1. Counting 0s and 1s: The algorithm begins by counting the occurrences of '0' and '1' in the input string s. Let's call these counts n0 and n1, respectively.

2. Check for Impossibility: If the absolute difference between n0 and n1 is greater than 1, it's impossible to create an alternating string. Why? Because you'd need to change more than half the digits, and you can only swap pairs. In this scenario, -1 is returned.

3. Calculating Swaps: The core logic involves calculating the minimum swaps needed to achieve alternating patterns. There are two possible alternating patterns: starting with '0' or starting with '1'.

4. calc(c) function: This helper function efficiently calculates the minimum swaps required to make the string alternating, starting with character c ('0' or '1'). It iterates through the string:

   • If the current digit's position (even or odd) doesn't match the expected digit based on c (and the current position's parity), it increments a counter.
   • Finally, it returns counter // 2 (integer division) because each swap involves two positions.

5. Choosing the Minimum:

   • If n0 and n1 are equal, both alternating patterns are possible, so the algorithm takes the minimum of calc(0) and calc(1).
   • Otherwise (if n0 and n1 are unequal), only the pattern starting with the more frequent digit is considered to minimize swaps.

Time Complexity Analysis:

• Counting 0s and 1s: O(n) - single pass through the string.
• calc(c) function: O(n) - single pass through the string.
• The overall time complexity is dominated by the calc function calls, making it O(n).

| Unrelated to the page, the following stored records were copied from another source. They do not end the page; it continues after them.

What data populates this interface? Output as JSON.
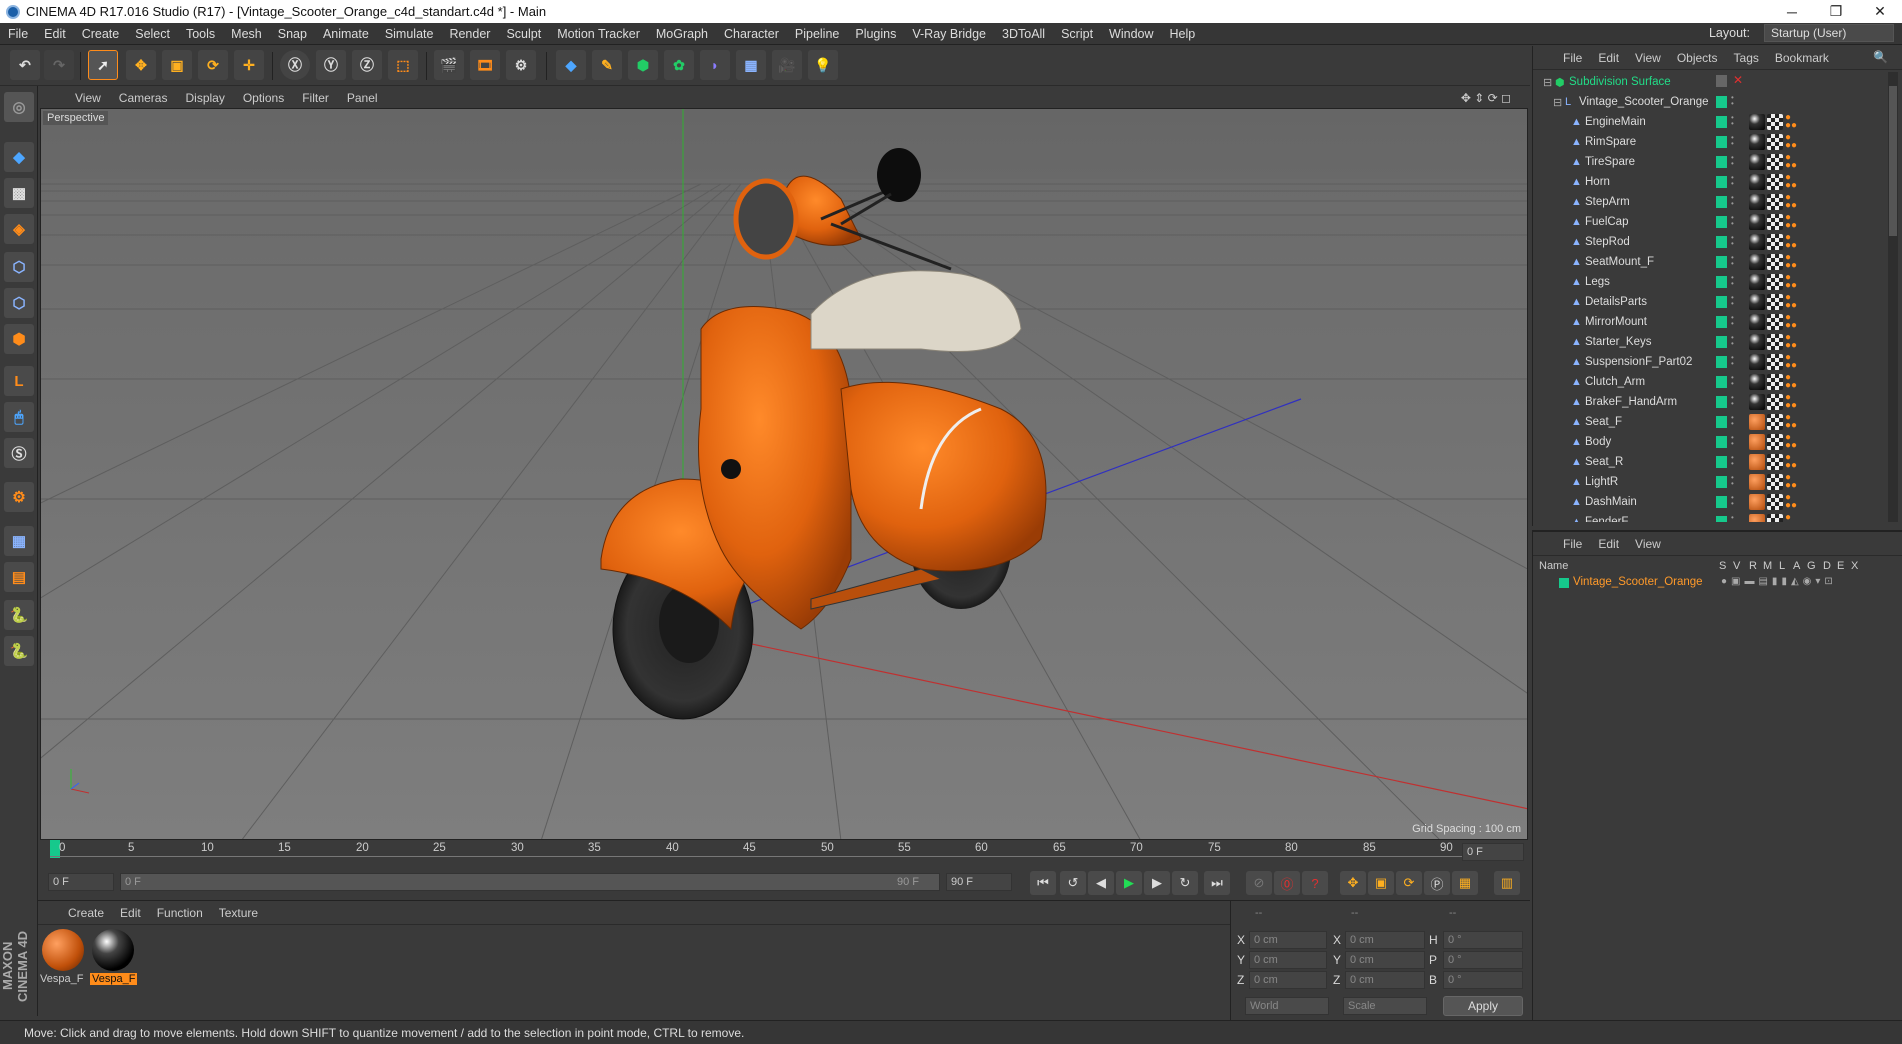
{
  "window": {
    "title": "CINEMA 4D R17.016 Studio (R17) - [Vintage_Scooter_Orange_c4d_standart.c4d *] - Main",
    "min": "─",
    "max": "❐",
    "close": "✕"
  },
  "menu": [
    "File",
    "Edit",
    "Create",
    "Select",
    "Tools",
    "Mesh",
    "Snap",
    "Animate",
    "Simulate",
    "Render",
    "Sculpt",
    "Motion Tracker",
    "MoGraph",
    "Character",
    "Pipeline",
    "Plugins",
    "V-Ray Bridge",
    "3DToAll",
    "Script",
    "Window",
    "Help"
  ],
  "layout": {
    "label": "Layout:",
    "value": "Startup (User)"
  },
  "viewport": {
    "menu": [
      "View",
      "Cameras",
      "Display",
      "Options",
      "Filter",
      "Panel"
    ],
    "label": "Perspective",
    "grid_spacing": "Grid Spacing : 100 cm"
  },
  "timeline": {
    "ticks": [
      "0",
      "5",
      "10",
      "15",
      "20",
      "25",
      "30",
      "35",
      "40",
      "45",
      "50",
      "55",
      "60",
      "65",
      "70",
      "75",
      "80",
      "85",
      "90"
    ],
    "current": "0 F",
    "start": "0 F",
    "range_start": "0 F",
    "range_end": "90 F",
    "end": "90 F"
  },
  "material": {
    "menu": [
      "Create",
      "Edit",
      "Function",
      "Texture"
    ],
    "items": [
      {
        "name": "Vespa_F"
      },
      {
        "name": "Vespa_F"
      }
    ]
  },
  "coords": {
    "headers": [
      "--",
      "--",
      "--"
    ],
    "rows": [
      {
        "a": "X",
        "av": "0 cm",
        "b": "X",
        "bv": "0 cm",
        "c": "H",
        "cv": "0 °"
      },
      {
        "a": "Y",
        "av": "0 cm",
        "b": "Y",
        "bv": "0 cm",
        "c": "P",
        "cv": "0 °"
      },
      {
        "a": "Z",
        "av": "0 cm",
        "b": "Z",
        "bv": "0 cm",
        "c": "B",
        "cv": "0 °"
      }
    ],
    "world": "World",
    "scale": "Scale",
    "apply": "Apply"
  },
  "objects": {
    "menu": [
      "File",
      "Edit",
      "View",
      "Objects",
      "Tags",
      "Bookmark"
    ],
    "root": "Subdivision Surface",
    "group": "Vintage_Scooter_Orange",
    "items": [
      {
        "name": "EngineMain",
        "mat": "black"
      },
      {
        "name": "RimSpare",
        "mat": "black"
      },
      {
        "name": "TireSpare",
        "mat": "black"
      },
      {
        "name": "Horn",
        "mat": "black"
      },
      {
        "name": "StepArm",
        "mat": "black"
      },
      {
        "name": "FuelCap",
        "mat": "black"
      },
      {
        "name": "StepRod",
        "mat": "black"
      },
      {
        "name": "SeatMount_F",
        "mat": "black"
      },
      {
        "name": "Legs",
        "mat": "black"
      },
      {
        "name": "DetailsParts",
        "mat": "black"
      },
      {
        "name": "MirrorMount",
        "mat": "black"
      },
      {
        "name": "Starter_Keys",
        "mat": "black"
      },
      {
        "name": "SuspensionF_Part02",
        "mat": "black"
      },
      {
        "name": "Clutch_Arm",
        "mat": "black"
      },
      {
        "name": "BrakeF_HandArm",
        "mat": "black"
      },
      {
        "name": "Seat_F",
        "mat": "orange"
      },
      {
        "name": "Body",
        "mat": "orange"
      },
      {
        "name": "Seat_R",
        "mat": "orange"
      },
      {
        "name": "LightR",
        "mat": "orange"
      },
      {
        "name": "DashMain",
        "mat": "orange"
      },
      {
        "name": "FenderF",
        "mat": "orange"
      }
    ]
  },
  "attributes": {
    "menu": [
      "File",
      "Edit",
      "View"
    ],
    "columns": [
      "Name",
      "S",
      "V",
      "R",
      "M",
      "L",
      "A",
      "G",
      "D",
      "E",
      "X"
    ],
    "row": "Vintage_Scooter_Orange"
  },
  "status": "Move: Click and drag to move elements. Hold down SHIFT to quantize movement / add to the selection in point mode, CTRL to remove.",
  "colors": {
    "accent": "#ff8c1a",
    "green": "#16c98c",
    "orange_paint": "#e0620e"
  }
}
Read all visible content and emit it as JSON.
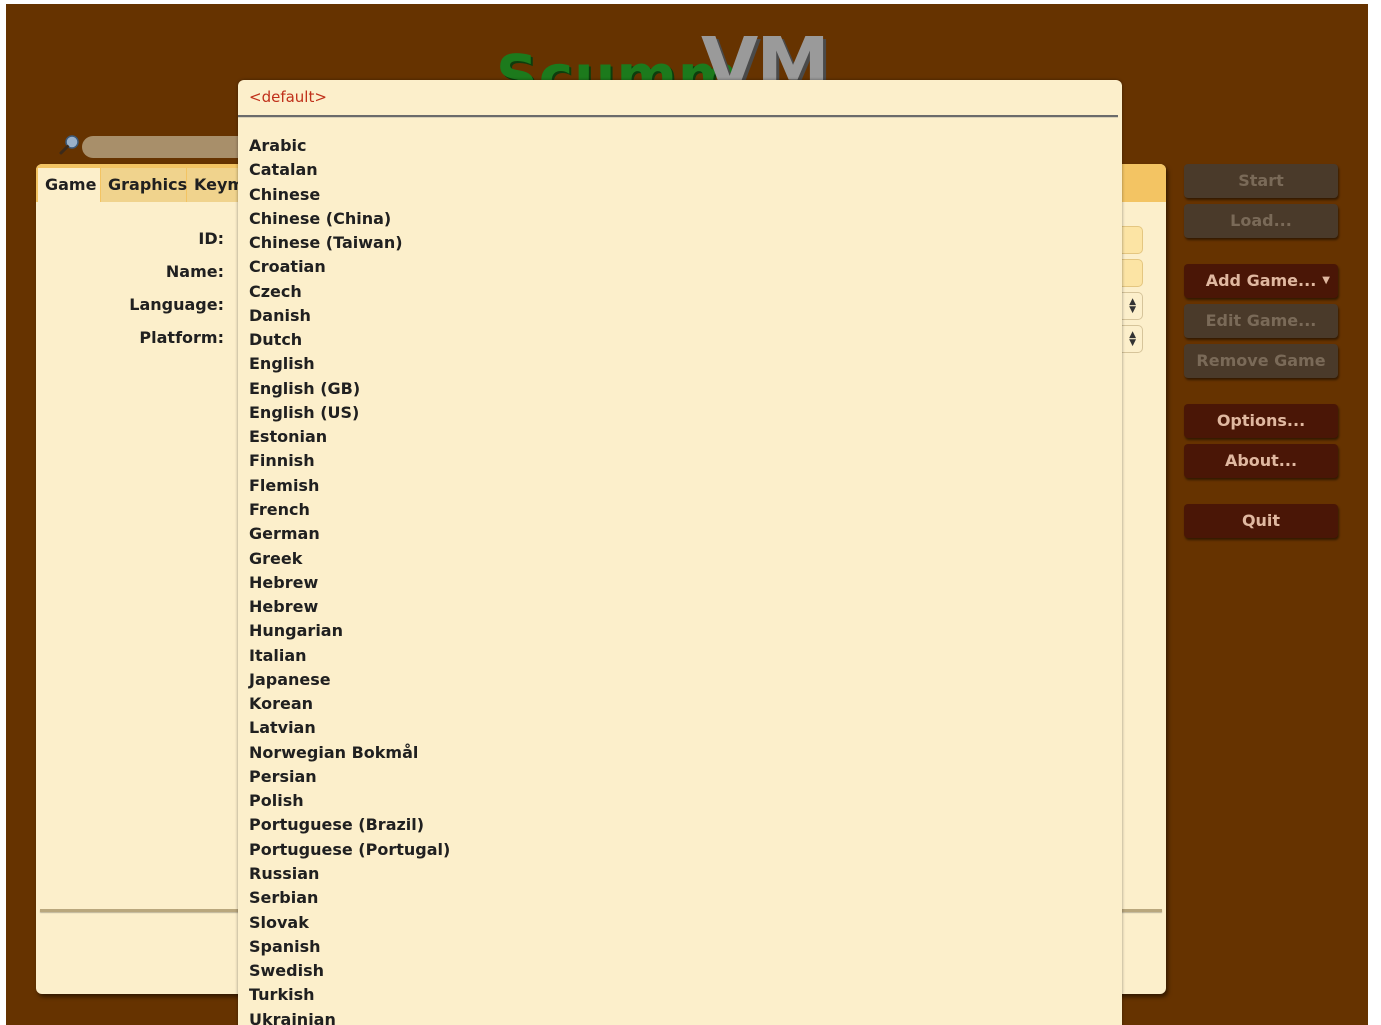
{
  "logo": {
    "part1": "Scumm",
    "part2": "VM"
  },
  "tabs": [
    {
      "label": "Game"
    },
    {
      "label": "Graphics"
    },
    {
      "label": "Keym"
    }
  ],
  "form": {
    "id_label": "ID:",
    "name_label": "Name:",
    "language_label": "Language:",
    "platform_label": "Platform:"
  },
  "buttons": {
    "start": "Start",
    "load": "Load...",
    "add_game": "Add Game...",
    "edit_game": "Edit Game...",
    "remove_game": "Remove Game",
    "options": "Options...",
    "about": "About...",
    "quit": "Quit"
  },
  "language_popup": {
    "default_option": "<default>",
    "options": [
      "Arabic",
      "Catalan",
      "Chinese",
      "Chinese (China)",
      "Chinese (Taiwan)",
      "Croatian",
      "Czech",
      "Danish",
      "Dutch",
      "English",
      "English (GB)",
      "English (US)",
      "Estonian",
      "Finnish",
      "Flemish",
      "French",
      "German",
      "Greek",
      "Hebrew",
      "Hebrew",
      "Hungarian",
      "Italian",
      "Japanese",
      "Korean",
      "Latvian",
      "Norwegian Bokmål",
      "Persian",
      "Polish",
      "Portuguese (Brazil)",
      "Portuguese (Portugal)",
      "Russian",
      "Serbian",
      "Slovak",
      "Spanish",
      "Swedish",
      "Turkish",
      "Ukrainian"
    ]
  },
  "colors": {
    "background": "#663300",
    "panel": "#fcefcb",
    "tab_bar": "#f3c463",
    "button_enabled": "#4a1606",
    "button_disabled": "#4a3a2a",
    "default_option": "#c0301a"
  }
}
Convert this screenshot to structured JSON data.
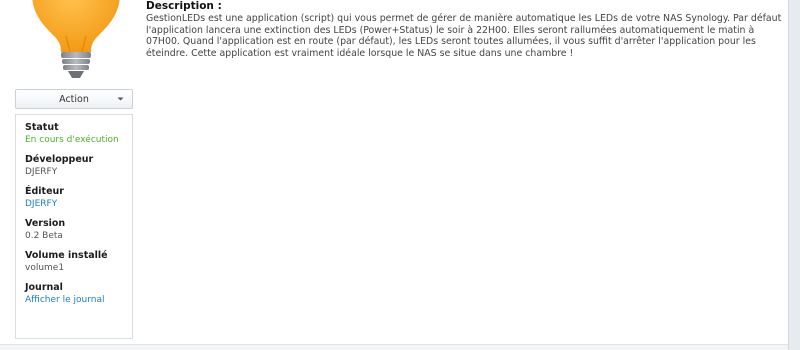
{
  "app": {
    "icon": "lightbulb-icon",
    "colors": {
      "bulb": "#f8a323",
      "base": "#9a9ea3"
    }
  },
  "action": {
    "label": "Action"
  },
  "info": [
    {
      "label": "Statut",
      "value": "En cours d'exécution",
      "style": "green"
    },
    {
      "label": "Développeur",
      "value": "DJERFY",
      "style": "plain"
    },
    {
      "label": "Éditeur",
      "value": "DJERFY",
      "style": "link"
    },
    {
      "label": "Version",
      "value": "0.2 Beta",
      "style": "plain"
    },
    {
      "label": "Volume installé",
      "value": "volume1",
      "style": "plain"
    },
    {
      "label": "Journal",
      "value": "Afficher le journal",
      "style": "link"
    }
  ],
  "description": {
    "title": "Description :",
    "text": "GestionLEDs est une application (script) qui vous permet de gérer de manière automatique les LEDs de votre NAS Synology. Par défaut l'application lancera une extinction des LEDs (Power+Status) le soir à 22H00. Elles seront rallumées automatiquement le matin à 07H00. Quand l'application est en route (par défaut), les LEDs seront toutes allumées, il vous suffit d'arrêter l'application pour les éteindre. Cette application est vraiment idéale lorsque le NAS se situe dans une chambre !"
  }
}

Space Complexity Analysis:

The algorithm uses a constant amount of extra space to store variables like n0, n1, and the counter in the calc function. Thus, the space complexity is O(1).

Code Examples (Python):

class Solution:
    def minSwaps(self, s: str) -> int:
        def calc(c: int) -> int:
            return sum((c ^ i & 1) != int(x) for i, x in enumerate(s)) // 2
 
        n0 = s.count("0")
        n1 = len(s) - n0
        if abs(n0 - n1) > 1:
            return -1
        if n0 == n1:
            return min(calc(0), calc(1))
        return calc(0 if n0 > n1 else 1)
 

The code in other languages (Java, C++, Go, TypeScript, JavaScript) follows the same logic and has the same time and space complexity. They differ only in syntax and minor details. The Python version is provided for clarity due to its readability.